岂料,他松开指腹,摇摇头,语气坚定:“新政其中一条,便是要破除荫庇旧制,让更多有真才实学的士子能进到官场,发挥所长。嫣儿,为了谁,都不可以。”
林嫣眸光微闪,唇瓣翕动,却再说不出求情的话。
她知道傅锦朝说得没错,有能力的士子需要出路,势必会触动许多人的利益,伯府只是其中微不足道的一个。

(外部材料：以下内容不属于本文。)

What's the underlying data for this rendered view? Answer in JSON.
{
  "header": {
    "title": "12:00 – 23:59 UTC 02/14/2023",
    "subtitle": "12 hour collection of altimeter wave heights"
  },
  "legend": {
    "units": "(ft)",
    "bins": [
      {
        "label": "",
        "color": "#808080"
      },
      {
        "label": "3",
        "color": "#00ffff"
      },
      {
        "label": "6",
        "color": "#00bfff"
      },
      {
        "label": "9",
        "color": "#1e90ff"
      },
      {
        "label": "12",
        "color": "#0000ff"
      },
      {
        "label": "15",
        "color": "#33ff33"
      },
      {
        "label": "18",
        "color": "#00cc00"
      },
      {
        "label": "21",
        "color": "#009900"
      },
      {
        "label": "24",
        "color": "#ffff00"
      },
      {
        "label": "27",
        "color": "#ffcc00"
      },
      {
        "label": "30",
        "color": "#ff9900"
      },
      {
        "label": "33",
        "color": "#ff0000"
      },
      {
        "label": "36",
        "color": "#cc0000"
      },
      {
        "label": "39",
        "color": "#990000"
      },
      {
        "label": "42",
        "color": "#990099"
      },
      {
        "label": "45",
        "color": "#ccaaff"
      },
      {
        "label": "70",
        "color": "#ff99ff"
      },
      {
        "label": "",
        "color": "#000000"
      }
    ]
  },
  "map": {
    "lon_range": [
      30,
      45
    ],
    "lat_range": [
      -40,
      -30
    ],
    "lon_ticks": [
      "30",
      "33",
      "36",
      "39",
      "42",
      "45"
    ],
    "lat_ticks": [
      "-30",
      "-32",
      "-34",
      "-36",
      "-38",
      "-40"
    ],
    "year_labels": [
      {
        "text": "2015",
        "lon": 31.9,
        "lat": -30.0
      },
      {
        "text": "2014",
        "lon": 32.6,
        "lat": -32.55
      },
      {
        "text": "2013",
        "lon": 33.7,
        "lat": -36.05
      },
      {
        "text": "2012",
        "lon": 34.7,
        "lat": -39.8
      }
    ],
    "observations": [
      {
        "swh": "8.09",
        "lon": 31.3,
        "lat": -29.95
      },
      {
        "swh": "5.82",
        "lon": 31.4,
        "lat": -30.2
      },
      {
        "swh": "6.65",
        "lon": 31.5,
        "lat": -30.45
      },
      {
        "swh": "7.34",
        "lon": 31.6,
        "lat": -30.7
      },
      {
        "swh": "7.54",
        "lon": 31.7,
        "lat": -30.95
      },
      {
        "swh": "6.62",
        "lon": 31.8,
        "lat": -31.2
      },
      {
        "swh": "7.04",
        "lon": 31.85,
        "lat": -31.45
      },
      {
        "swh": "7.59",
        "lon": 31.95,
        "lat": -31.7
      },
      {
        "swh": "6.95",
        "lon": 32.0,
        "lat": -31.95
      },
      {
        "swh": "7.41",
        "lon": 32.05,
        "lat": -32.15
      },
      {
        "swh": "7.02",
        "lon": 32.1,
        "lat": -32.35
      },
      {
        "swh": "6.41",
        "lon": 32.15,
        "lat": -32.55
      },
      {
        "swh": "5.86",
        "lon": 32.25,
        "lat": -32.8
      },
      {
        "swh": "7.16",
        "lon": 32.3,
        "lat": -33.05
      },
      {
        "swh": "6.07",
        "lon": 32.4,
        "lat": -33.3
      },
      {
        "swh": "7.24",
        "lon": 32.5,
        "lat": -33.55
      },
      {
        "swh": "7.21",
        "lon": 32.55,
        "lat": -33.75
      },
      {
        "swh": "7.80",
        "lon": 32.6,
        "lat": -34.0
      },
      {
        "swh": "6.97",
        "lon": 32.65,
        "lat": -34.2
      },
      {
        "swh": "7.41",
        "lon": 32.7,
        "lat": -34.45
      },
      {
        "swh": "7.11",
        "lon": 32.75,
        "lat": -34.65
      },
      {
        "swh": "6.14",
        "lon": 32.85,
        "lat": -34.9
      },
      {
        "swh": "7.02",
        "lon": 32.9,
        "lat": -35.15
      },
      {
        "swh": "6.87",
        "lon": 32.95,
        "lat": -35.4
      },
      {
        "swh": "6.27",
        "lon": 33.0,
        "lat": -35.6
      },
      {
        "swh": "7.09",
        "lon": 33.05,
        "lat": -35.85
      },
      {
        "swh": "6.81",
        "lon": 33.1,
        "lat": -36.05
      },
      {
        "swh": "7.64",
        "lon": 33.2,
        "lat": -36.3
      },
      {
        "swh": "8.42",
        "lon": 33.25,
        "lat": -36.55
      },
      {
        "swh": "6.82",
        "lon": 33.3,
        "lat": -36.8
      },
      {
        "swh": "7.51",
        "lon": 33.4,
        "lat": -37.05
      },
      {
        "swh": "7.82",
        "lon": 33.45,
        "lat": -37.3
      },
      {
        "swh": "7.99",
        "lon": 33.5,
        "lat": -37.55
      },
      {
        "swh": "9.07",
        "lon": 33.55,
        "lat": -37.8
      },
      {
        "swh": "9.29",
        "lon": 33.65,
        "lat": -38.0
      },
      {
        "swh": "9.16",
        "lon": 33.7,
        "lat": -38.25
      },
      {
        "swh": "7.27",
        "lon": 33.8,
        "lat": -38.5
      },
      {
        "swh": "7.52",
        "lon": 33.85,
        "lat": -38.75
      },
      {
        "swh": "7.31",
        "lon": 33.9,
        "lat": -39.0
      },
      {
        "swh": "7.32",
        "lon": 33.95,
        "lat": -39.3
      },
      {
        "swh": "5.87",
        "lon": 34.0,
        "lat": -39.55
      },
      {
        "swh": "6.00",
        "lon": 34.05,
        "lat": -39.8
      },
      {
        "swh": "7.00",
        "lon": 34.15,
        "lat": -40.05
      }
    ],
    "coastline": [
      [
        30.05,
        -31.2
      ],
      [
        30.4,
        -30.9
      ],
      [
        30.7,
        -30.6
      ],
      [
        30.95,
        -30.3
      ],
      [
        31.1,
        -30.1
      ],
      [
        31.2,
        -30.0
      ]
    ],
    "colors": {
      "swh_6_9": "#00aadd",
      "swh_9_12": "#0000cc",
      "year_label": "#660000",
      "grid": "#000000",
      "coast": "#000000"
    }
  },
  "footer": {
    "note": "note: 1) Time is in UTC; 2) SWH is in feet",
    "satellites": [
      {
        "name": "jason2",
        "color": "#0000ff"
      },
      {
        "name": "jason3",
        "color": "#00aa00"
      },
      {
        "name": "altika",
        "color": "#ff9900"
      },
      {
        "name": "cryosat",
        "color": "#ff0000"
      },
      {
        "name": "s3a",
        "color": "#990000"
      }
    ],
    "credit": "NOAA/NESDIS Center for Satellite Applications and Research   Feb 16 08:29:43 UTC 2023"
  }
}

皇帝既然重用傅锦朝,便说明,即便求到皇帝面前,也没可能。
难怪,陈美人求情,皇帝会将她禁足一月。
“好,我知道,不会再求情。”林嫣勉强挤出一丝笑,“你且忙着,我先回房。”
夜渐深,林嫣躺在床里,辗转反侧,却怎么也睡不着。
不知是昨日睡得太多,还是因为傅锦朝没回屋。
他昨夜便熬了整宿,今夜要忙到多晚?
林嫣以为他还在忙公务,便披上外衣,走到窗侧往外瞧。
书房灯烛已灭,他根本没在忙公务,而是直接歇在书房里。
为何?就因为她为陈家求情,他不高兴?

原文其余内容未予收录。